Una nueva carrera espacial se viene desarrollando a ojos vistas. India acaba de unirse al hasta ahora cerrado club de naciones que han logrado llegar al suelo lunar y, más pronto que tarde, otras lo harán.
Pero la Luna no es la única pista en la que la competencia tiene lugar. Japón logró posar una sonda en el asteroide Ryugu, desplegar dispositivos de exploración, abrir un cráter artificial, extraer muestras del suelo y enviarlas a la Tierra -un anticipo de lo que podría ser en el futuro la minería espacial-. Un dispositivo emiratí ya orbita Marte estudiando la atmósfera, y su misión abarca también Deimos, una de las dos lunas marcianas. La exploración del espacio ultraterrestre ya no es cuestión de unos pocos sospechosos usuales.
Esta nueva carrera espacial ofrece promesas innegables para el avance tecnológico y el progreso científico, y para la búsqueda de soluciones alternativas a algunos de los problemas que afronta la humanidad afincada en la Tierra. Pero también plantea preguntas que más vale la pena empezar a abordar antes de que la fuerza de los hechos se imponga a la posibilidad, a la capacidad, e incluso a la voluntad de responderlas.
El derecho internacional del espacio constituye la base del régimen internacional del espacio exterior. Pero la realidad que presidió su adopción hace más de medio siglo ha cambiado sustancialmente. Sin necesidad de cuestionar sus premisas -como la consagración del espacio exterior como un bien común de acceso universal, lo que excluye toda posibilidad de apropiación individual, o el principio de su uso pacífico y de su desnuclearización-, su insuficiencia actual parece palmaria. El alcance de los principios generales debe desarrollarse con reglas específicas, y muchas de las existentes deben ser, cuando menos, actualizadas.
Por ejemplo, aunque el tratado fundacional de 1967 prevé la participación de entidades no gubernamentales en actividades espaciales “autorizadas y fiscalizadas constantemente” por los Estados, lo que entonces era una mera hipótesis es hoy un hecho del que dan cuenta compañías como Blue Origin, Virgin Galactic, y Space X, cuyo horizonte va más allá del “turismo espacial”, y que incluso se ha convertido en proveedora de servicios para agencias espaciales gubernamentales y usuarios particulares.
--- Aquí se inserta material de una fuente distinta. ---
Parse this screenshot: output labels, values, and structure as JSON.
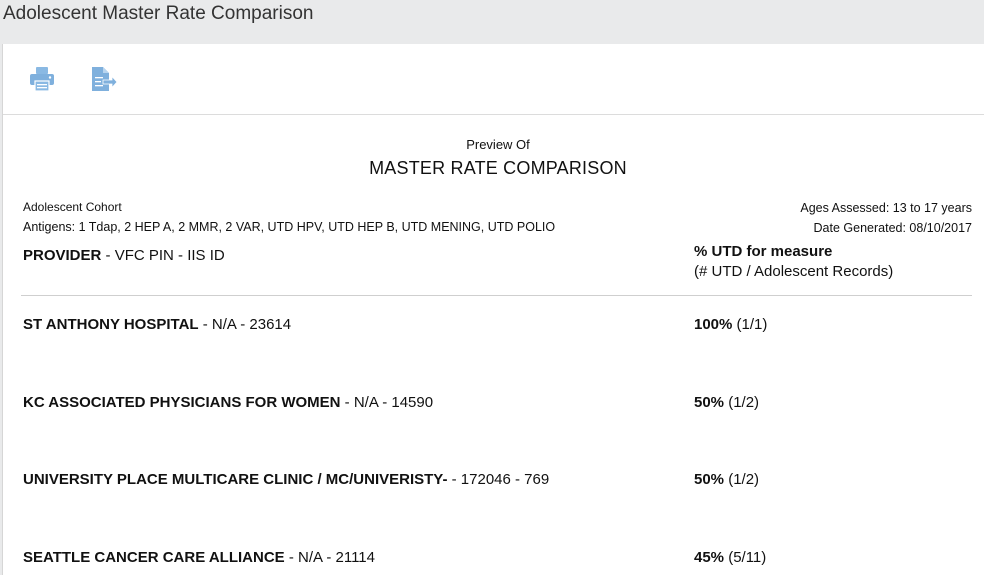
{
  "header": {
    "title": "Adolescent Master Rate Comparison"
  },
  "toolbar": {
    "print_icon": "printer-icon",
    "export_icon": "export-file-icon",
    "icon_color": "#7fb0dd"
  },
  "report": {
    "preview_of": "Preview Of",
    "title": "MASTER RATE COMPARISON",
    "cohort": "Adolescent Cohort",
    "antigens": "Antigens: 1 Tdap, 2 HEP A, 2 MMR, 2 VAR, UTD HPV, UTD HEP B, UTD MENING, UTD POLIO",
    "ages_assessed": "Ages Assessed: 13 to 17 years",
    "date_generated": "Date Generated: 08/10/2017",
    "columns": {
      "provider_bold": "PROVIDER",
      "provider_rest": " - VFC PIN - IIS ID",
      "rate_title": "% UTD for measure",
      "rate_subtitle": "(# UTD / Adolescent Records)"
    },
    "rows": [
      {
        "name": "ST ANTHONY HOSPITAL",
        "ids": " - N/A - 23614",
        "percent": "100%",
        "ratio": " (1/1)"
      },
      {
        "name": "KC ASSOCIATED PHYSICIANS FOR WOMEN",
        "ids": " - N/A - 14590",
        "percent": "50%",
        "ratio": " (1/2)"
      },
      {
        "name": "UNIVERSITY PLACE MULTICARE CLINIC / MC/UNIVERISTY-",
        "ids": " - 172046 - 769",
        "percent": "50%",
        "ratio": " (1/2)"
      },
      {
        "name": "SEATTLE CANCER CARE ALLIANCE",
        "ids": " - N/A - 21114",
        "percent": "45%",
        "ratio": " (5/11)"
      }
    ]
  }
}
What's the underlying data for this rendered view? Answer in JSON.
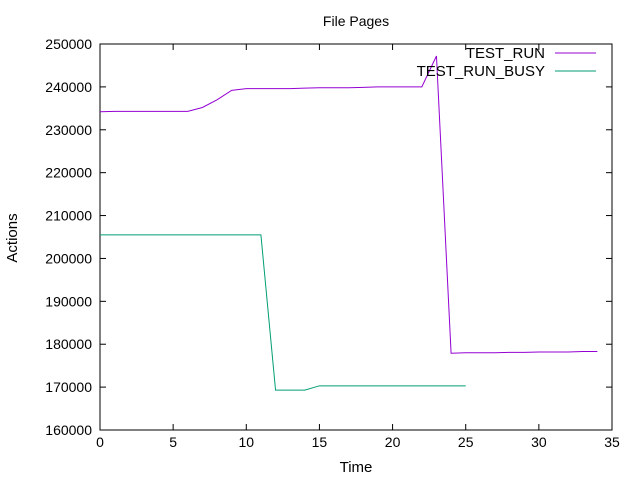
{
  "chart_data": {
    "type": "line",
    "title": "File Pages",
    "xlabel": "Time",
    "ylabel": "Actions",
    "xlim": [
      0,
      35
    ],
    "ylim": [
      160000,
      250000
    ],
    "xticks": [
      0,
      5,
      10,
      15,
      20,
      25,
      30,
      35
    ],
    "yticks": [
      160000,
      170000,
      180000,
      190000,
      200000,
      210000,
      220000,
      230000,
      240000,
      250000
    ],
    "grid": false,
    "legend_position": "top-right",
    "series": [
      {
        "name": "TEST_RUN",
        "color": "#9400d3",
        "x": [
          0,
          1,
          2,
          3,
          4,
          5,
          6,
          7,
          8,
          9,
          10,
          11,
          12,
          13,
          14,
          15,
          16,
          17,
          18,
          19,
          20,
          21,
          22,
          23,
          24,
          25,
          26,
          27,
          28,
          29,
          30,
          31,
          32,
          33,
          34
        ],
        "y": [
          234200,
          234300,
          234300,
          234300,
          234300,
          234300,
          234300,
          235200,
          237000,
          239200,
          239600,
          239600,
          239600,
          239600,
          239700,
          239800,
          239800,
          239800,
          239900,
          240000,
          240000,
          240000,
          240000,
          247200,
          177900,
          178000,
          178000,
          178000,
          178100,
          178100,
          178200,
          178200,
          178200,
          178300,
          178300
        ]
      },
      {
        "name": "TEST_RUN_BUSY",
        "color": "#009e73",
        "x": [
          0,
          1,
          2,
          3,
          4,
          5,
          6,
          7,
          8,
          9,
          10,
          11,
          12,
          13,
          14,
          15,
          16,
          17,
          18,
          19,
          20,
          21,
          22,
          23,
          24,
          25
        ],
        "y": [
          205500,
          205500,
          205500,
          205500,
          205500,
          205500,
          205500,
          205500,
          205500,
          205500,
          205500,
          205500,
          169300,
          169300,
          169300,
          170300,
          170300,
          170300,
          170300,
          170300,
          170300,
          170300,
          170300,
          170300,
          170300,
          170300
        ]
      }
    ]
  }
}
Un hecho que ahora amerita una regulación más explícita y menos hipotética.
En 2013 se lanzaron 210 satélites artificiales; el año pasado, 2470. Toneladas de escombros se acumulan en la congestionada órbita terrestre y constituyen un peligro para las nuevas misiones -y su reingreso descontrolado a la atmósfera, uno para cualquier población del planeta-. Se requieren mejores sistemas de registro, localización, e intercambio de información para que el peligro no se convierta en riesgo en cualquier momento.
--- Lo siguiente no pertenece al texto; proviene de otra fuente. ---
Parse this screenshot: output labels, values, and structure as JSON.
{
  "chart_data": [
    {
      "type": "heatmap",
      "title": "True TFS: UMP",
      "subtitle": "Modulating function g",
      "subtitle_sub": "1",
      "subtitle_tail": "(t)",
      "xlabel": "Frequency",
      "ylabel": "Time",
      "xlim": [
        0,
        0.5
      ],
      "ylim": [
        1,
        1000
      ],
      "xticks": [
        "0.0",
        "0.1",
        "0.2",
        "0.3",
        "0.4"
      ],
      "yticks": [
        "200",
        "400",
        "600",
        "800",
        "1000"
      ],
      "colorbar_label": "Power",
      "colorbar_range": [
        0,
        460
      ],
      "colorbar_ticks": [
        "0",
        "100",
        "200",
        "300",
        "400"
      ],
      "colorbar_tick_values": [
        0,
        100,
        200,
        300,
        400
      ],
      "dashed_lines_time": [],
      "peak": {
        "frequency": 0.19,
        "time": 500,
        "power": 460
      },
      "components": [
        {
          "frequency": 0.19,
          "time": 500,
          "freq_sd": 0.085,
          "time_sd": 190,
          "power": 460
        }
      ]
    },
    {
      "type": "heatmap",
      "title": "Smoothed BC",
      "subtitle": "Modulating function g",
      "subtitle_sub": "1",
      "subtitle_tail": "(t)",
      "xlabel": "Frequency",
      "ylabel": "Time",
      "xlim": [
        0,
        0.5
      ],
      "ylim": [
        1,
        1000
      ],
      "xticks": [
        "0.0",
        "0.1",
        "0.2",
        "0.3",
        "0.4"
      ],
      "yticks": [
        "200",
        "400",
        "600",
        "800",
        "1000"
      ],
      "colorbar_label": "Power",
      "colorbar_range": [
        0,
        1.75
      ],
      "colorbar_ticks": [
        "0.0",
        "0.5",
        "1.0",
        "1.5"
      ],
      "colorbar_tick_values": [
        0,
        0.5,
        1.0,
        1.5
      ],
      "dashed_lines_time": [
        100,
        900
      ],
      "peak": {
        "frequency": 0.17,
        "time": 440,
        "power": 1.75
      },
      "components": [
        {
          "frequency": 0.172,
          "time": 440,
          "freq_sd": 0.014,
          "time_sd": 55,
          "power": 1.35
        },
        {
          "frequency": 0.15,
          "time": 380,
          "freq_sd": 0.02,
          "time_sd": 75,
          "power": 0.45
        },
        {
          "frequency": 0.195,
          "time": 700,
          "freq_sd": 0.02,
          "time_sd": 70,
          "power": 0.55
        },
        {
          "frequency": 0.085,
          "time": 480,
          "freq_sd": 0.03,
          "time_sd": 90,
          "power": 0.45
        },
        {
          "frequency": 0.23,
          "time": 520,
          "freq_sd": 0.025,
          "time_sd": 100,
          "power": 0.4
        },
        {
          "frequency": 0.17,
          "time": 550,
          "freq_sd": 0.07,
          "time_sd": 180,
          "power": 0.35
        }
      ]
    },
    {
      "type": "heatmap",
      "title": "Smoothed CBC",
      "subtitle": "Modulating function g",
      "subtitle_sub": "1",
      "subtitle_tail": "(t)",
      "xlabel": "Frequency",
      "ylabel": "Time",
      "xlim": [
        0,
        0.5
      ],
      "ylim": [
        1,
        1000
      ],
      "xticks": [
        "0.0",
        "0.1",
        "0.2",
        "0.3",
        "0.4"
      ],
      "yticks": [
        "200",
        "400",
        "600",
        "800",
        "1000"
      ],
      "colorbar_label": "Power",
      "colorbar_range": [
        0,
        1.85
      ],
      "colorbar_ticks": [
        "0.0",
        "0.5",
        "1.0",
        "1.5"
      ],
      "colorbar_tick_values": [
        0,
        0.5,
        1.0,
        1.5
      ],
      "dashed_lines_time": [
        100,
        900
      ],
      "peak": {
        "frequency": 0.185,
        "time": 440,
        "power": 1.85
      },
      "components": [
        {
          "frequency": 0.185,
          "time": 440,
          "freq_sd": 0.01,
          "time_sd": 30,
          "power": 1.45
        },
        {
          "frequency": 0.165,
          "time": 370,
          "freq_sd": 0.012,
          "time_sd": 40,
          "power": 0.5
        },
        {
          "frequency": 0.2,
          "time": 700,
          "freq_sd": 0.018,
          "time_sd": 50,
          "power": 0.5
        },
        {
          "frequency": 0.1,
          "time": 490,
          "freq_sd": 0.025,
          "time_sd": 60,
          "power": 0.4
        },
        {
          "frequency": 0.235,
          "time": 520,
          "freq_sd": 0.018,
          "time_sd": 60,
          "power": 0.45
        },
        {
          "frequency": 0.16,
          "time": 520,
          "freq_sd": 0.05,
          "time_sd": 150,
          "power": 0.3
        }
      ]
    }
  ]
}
En perspectiva están, además, las preguntas -y controversias- que podrían suscitar, sobre la marcha, cuestiones como el asentamiento de misiones permanentes en la Luna, la explotación económica (pública o privada) del espacio y sus recursos, o el despliegue de tecnologías ambiguas susceptibles de emplearse con fines de agresión.
El espacio exterior no puede convertirse en un territorio desgobernado, ni en uno gobernado de facto. La carrera espacial es, en ese sentido, una carrera también contra el tiempo.